俺は一応【龍紋】を持っているので、発言権が陛下と同等なのだが、彼らは別大陸から来た留学生なので、まだそれを知らないらしい。
今回の戦争でカナン大帝国はエルドレア大陸のトップにまで上り詰めた。また複数の属国・同盟国を抱えており、もはやこの大陸で敵対している国は存在しないと言える。
要するにうちの皇帝陛下は、大陸を統べる覇者なわけである。
もう一度言おう。俺は“その皇帝陛下”と同等の発言権を持っている。そんな俺に喧嘩を吹っかけて来た時点で、コイツは負けなのだ。
そのため、このカスを殺さないにしても、ちょっとやり過ぎるくらいなら全然問題は無いのである。
「ルールは?」
「ふん、まぁいい。貴様には龍王国のルールに従ってもらう。魔法、武器、従魔など何でもアリの勝負で、どちらかが降参すれば終了だ。勝利の対価として、我はあの女をもらい受けるが貴様はどうする?」
実は、対価は初めから決めている。
「最近、龍王国が面白いモノを手に入れたと聞いた」
「まさか……。火龍の卵の事を言っているのではなかろうな?」
数日前、帝都の冒険者ギルドに顔を出したのだが、これはその時偶然耳にした。どうやって手に入れたのかまでは不明。俺の予想では、SSランクダンジョンから回収した可能性が一番高いと思う。

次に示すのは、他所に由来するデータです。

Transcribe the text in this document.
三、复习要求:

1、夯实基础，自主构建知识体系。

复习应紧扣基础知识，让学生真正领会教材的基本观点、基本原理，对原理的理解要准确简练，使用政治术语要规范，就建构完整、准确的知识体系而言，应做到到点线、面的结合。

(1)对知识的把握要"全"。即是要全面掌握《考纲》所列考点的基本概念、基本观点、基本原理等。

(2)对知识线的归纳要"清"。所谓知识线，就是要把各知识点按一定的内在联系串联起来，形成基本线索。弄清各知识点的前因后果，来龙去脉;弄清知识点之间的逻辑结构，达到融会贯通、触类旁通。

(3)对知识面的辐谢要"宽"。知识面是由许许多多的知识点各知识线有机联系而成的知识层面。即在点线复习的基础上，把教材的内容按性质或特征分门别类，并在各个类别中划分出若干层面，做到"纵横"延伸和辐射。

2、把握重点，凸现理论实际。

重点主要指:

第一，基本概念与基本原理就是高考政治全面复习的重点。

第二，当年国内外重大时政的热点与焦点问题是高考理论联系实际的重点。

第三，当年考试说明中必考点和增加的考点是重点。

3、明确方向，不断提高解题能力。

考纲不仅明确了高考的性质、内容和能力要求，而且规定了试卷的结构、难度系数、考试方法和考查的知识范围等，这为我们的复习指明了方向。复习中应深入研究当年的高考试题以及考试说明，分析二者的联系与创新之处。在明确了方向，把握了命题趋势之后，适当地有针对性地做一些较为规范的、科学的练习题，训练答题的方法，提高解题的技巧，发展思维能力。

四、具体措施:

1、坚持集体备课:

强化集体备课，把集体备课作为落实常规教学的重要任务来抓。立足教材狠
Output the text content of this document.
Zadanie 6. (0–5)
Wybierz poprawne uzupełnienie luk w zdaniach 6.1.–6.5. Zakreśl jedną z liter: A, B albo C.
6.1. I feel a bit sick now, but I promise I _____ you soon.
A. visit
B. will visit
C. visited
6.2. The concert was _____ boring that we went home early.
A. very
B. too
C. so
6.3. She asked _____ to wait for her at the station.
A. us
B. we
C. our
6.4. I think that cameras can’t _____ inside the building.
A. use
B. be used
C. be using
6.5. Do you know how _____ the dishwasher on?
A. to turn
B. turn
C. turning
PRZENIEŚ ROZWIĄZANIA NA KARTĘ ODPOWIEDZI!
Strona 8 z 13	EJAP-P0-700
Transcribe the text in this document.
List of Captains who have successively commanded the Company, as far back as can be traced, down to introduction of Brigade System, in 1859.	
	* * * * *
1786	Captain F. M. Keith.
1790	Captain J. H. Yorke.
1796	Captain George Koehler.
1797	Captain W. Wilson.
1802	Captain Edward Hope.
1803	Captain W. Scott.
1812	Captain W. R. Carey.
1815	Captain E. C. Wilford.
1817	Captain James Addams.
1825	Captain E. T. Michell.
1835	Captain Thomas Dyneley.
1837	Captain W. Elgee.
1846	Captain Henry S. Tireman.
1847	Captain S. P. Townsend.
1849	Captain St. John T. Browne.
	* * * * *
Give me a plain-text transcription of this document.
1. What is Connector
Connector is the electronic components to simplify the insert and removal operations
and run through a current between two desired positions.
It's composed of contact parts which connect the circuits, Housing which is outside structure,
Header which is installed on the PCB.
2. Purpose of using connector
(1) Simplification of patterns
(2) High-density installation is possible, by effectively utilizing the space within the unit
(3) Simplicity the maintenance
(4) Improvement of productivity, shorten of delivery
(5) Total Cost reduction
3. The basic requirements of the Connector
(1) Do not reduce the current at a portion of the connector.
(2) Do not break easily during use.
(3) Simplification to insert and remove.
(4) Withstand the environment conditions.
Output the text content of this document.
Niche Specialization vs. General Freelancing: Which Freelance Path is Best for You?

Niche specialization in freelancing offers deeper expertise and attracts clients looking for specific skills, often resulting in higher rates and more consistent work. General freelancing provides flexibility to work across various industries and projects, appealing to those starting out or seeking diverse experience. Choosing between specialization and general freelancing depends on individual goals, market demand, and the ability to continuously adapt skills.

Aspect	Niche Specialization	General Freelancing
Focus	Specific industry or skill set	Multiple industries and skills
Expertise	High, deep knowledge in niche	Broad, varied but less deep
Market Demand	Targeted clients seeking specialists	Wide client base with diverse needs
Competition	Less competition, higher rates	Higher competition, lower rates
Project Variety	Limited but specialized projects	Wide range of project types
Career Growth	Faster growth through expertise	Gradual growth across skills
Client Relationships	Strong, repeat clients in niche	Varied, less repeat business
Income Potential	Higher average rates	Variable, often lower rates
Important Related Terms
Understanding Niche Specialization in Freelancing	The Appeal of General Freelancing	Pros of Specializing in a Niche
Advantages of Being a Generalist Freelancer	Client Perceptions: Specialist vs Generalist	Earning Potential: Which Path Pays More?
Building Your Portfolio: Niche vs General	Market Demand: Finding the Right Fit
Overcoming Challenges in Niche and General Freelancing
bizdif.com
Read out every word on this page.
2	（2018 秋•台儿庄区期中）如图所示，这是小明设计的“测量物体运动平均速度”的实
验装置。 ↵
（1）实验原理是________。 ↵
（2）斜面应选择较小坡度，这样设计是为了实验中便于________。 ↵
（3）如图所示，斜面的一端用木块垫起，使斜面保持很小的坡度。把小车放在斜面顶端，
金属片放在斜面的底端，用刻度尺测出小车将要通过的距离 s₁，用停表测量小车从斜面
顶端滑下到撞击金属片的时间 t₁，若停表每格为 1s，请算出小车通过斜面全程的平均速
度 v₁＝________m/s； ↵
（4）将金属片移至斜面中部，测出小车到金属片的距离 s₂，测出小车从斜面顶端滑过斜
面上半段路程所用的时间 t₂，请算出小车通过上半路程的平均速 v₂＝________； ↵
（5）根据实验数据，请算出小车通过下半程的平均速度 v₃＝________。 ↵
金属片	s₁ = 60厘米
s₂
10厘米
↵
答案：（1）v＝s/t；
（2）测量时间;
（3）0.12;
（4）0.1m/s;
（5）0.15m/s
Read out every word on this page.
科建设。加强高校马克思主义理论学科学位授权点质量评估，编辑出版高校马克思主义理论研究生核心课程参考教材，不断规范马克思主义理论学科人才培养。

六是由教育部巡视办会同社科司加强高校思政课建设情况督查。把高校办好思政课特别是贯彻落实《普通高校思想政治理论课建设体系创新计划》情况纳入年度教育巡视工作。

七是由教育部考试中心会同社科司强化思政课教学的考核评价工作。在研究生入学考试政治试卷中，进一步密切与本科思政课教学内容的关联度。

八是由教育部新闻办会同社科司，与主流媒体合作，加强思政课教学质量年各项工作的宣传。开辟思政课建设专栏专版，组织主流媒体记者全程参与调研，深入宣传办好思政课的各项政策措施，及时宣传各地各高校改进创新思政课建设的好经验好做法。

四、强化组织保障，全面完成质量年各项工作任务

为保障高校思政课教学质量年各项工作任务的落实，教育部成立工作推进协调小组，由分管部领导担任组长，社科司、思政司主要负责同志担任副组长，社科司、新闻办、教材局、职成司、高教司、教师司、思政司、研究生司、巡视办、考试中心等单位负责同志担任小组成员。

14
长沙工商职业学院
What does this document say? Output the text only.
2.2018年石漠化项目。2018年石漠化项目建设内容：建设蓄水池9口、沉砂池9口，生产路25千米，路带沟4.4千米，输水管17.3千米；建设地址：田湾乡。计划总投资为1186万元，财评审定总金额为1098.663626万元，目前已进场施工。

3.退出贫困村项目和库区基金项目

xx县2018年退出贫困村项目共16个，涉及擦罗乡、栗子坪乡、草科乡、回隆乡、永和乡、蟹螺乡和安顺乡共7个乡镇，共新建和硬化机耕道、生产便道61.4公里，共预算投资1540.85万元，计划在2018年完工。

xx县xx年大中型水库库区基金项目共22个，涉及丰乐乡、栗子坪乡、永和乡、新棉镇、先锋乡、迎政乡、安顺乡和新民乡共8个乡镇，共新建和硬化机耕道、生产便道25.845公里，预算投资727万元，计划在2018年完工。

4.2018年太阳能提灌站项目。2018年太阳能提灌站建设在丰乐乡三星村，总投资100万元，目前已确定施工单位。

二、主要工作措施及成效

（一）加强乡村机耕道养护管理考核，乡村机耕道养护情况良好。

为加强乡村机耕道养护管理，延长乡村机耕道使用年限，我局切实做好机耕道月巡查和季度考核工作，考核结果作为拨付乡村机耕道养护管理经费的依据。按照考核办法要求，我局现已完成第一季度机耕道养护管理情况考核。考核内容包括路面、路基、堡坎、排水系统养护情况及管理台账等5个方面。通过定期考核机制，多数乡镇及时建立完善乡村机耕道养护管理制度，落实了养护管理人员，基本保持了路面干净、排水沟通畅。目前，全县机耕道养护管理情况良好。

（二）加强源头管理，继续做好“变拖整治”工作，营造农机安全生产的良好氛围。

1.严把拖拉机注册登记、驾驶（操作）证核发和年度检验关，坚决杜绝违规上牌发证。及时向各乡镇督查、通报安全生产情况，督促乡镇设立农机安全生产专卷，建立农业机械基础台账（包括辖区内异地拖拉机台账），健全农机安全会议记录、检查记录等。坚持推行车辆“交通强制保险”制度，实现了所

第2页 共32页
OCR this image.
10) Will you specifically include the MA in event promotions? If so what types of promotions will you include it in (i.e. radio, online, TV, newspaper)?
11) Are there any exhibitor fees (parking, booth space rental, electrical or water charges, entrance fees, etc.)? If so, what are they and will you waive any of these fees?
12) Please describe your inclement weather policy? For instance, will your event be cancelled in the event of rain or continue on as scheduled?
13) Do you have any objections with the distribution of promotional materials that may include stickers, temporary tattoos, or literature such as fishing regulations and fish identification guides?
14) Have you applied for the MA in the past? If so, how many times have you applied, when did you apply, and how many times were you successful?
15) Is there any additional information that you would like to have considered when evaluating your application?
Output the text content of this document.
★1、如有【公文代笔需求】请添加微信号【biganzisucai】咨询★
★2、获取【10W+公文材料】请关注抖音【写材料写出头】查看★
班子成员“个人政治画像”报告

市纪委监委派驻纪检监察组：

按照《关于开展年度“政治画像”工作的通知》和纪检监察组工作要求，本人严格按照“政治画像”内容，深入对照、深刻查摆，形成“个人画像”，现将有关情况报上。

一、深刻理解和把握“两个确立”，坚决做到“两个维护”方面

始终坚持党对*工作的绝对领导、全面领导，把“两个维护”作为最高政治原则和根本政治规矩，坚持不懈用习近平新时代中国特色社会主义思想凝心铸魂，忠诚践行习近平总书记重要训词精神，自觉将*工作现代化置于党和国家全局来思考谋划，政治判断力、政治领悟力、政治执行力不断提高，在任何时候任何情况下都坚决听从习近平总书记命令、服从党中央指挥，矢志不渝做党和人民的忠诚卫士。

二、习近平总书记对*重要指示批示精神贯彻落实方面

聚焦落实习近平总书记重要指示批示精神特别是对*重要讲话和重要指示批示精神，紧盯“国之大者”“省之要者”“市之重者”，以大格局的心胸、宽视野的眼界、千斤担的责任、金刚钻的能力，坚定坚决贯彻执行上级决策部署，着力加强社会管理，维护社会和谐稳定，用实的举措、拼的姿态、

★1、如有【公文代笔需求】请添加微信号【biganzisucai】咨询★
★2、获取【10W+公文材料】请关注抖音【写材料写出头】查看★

もし巣から盗んだ場合、親火龍が暴れ狂って大変な事になるからな。
まぁそもそも盗めないだろう。皆も知っている通り、龍という生物はそんなに甘くないのである。
「そう、それだ。俺が勝ったらそれを貰う。どうせ次期国王であるお前のペットにでもする気なんだろ?」
「貴様、本気か?」
「当たり前だろう。まさか、今更怖気ついたのか?」
そらそうなるわな。
龍王国が“国の象徴である龍”の卵を手に入れた時は、全国民総出で喜び、国中がお祭り騒ぎになったらしい。大戦力になる火龍が超奇跡的にノーリスクで自国のモノになるのだから、そうなるのも至極当然の話。
俺はそれをよこせと言っているのである。
ここで俺は満を持して、アイテムバッグから件のアレを出した。王子ならば、きっと知っているだろうアレを。
ジークフリートは両目を見開き、驚愕した。
「そ、それは……【龍紋】だと!?」
「そうだ」
ようやく気付いたらしい。
この戦いがすでに、学生同士の遊びなどという範疇を軽く跳び越えてしまっていることに。
王国の第一王子と帝国の皇帝陛下の約束は、国同士の条約に等しいのである。それがたとえ軽い口約束であったとしても、だ。
王子の額に冷や汗が垂れる。
「くっ……」
俺はニッコリと微笑む。
「てなわけで、そろそろ始めようか。国同士の威信を賭けた戦いを」
え、火龍の卵をどうするのかって?
もちろんレイにプレゼントするに決まっているだろう。
この調子で、お兄ちゃん大好きポイントをどんどん貯めていこう。